How to implement BERT using torch.nn.Transformer?

GokulNC · July 29, 2020, 3:38pm

Currently, I use nn.TransformerEncoder to implement BERT.
An example of a BERT architecture:

encoder_layer = nn.TransformerEncoderLayer(d_model=embedding_size, nhead=num_heads)
bert = nn.Sequential(
    nn.TransformerEncoder(encoder_layer, num_layers=num_encoder_layers),
    nn.Linear(embedding_size, output_vocab_size)
)

How do I achieve the same using the nn.Transformer API?

The doc says:

Users can build the BERT model with corresponding parameters.

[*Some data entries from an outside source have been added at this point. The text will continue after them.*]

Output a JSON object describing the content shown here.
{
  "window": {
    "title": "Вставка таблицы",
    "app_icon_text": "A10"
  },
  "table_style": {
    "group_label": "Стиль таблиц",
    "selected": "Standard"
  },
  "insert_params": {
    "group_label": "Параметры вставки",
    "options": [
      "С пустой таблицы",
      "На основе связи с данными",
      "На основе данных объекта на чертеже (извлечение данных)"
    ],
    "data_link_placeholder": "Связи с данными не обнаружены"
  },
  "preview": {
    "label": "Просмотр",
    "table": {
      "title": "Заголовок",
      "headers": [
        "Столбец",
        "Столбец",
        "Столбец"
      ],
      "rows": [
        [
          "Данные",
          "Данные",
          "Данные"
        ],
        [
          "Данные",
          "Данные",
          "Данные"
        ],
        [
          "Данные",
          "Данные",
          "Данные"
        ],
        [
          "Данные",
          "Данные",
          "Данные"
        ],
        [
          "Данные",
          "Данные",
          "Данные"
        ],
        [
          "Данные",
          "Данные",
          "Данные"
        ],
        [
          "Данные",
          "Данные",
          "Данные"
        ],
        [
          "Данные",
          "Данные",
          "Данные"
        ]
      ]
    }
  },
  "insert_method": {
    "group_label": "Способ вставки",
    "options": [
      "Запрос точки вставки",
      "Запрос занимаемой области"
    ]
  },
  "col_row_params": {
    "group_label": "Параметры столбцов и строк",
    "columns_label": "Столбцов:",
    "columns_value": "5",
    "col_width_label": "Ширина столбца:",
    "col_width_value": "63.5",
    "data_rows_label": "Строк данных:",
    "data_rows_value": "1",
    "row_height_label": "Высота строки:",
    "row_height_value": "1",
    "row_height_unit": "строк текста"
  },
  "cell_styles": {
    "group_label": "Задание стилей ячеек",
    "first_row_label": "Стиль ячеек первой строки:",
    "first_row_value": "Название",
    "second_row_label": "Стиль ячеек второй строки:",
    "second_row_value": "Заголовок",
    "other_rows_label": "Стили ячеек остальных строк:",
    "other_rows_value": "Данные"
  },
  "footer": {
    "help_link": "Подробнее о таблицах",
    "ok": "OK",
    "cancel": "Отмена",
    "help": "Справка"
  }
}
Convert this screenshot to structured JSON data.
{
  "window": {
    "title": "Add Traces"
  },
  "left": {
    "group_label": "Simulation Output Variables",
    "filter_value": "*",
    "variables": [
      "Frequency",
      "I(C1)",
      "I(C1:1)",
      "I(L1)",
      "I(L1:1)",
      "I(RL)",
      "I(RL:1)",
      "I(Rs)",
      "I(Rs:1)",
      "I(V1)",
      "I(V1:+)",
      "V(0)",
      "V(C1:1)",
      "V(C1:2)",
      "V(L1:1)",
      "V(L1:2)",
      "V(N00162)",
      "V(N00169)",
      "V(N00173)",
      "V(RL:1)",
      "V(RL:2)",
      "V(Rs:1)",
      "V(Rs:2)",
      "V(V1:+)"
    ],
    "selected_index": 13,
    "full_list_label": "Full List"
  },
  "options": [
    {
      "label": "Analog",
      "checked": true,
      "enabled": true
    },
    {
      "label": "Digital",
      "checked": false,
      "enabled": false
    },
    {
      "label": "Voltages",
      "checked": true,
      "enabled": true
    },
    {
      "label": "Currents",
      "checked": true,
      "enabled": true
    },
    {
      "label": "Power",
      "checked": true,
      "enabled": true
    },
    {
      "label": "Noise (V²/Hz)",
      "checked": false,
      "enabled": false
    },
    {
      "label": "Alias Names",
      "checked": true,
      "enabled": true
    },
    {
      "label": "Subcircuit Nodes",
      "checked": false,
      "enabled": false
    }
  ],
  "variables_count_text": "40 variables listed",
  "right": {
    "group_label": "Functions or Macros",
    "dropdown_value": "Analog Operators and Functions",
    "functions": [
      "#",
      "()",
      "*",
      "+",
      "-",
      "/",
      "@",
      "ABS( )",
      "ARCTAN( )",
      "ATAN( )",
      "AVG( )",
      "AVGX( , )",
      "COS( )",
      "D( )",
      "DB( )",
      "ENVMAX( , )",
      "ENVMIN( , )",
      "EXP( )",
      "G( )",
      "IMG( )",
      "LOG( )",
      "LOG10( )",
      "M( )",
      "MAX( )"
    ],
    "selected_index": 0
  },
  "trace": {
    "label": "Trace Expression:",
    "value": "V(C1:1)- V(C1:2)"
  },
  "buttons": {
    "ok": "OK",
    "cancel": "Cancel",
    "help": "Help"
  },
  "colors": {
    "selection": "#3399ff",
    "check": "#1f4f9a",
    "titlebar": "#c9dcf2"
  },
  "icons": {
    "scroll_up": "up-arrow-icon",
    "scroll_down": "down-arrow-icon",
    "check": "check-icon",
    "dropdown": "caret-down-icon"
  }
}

Even if I set num_decoder_layers=0 while initializing it, the forward() call mandatorily requires the argument tgt for the transformer’s decoder, but BERT has no decoder.
So how do we go about it?

GokulNC · August 14, 2020, 5:03am

Bump… Anyone?

Note: Though I am aware of HuggingFace's BERT out-of-the-box, for simple non-NLP experiments using custom BERT-like small architectures, I think using PyTorch alone should suffice. PLMK if I’m wrong.

narain1 · March 2, 2021, 2:08pm

struggling with the same thing actually and still using the from scratch implementation help needed

AlbertZeyer · January 3, 2022, 10:00am

Why do you want to do that? Isn’t your initial code using TransformerEncoder simple enough?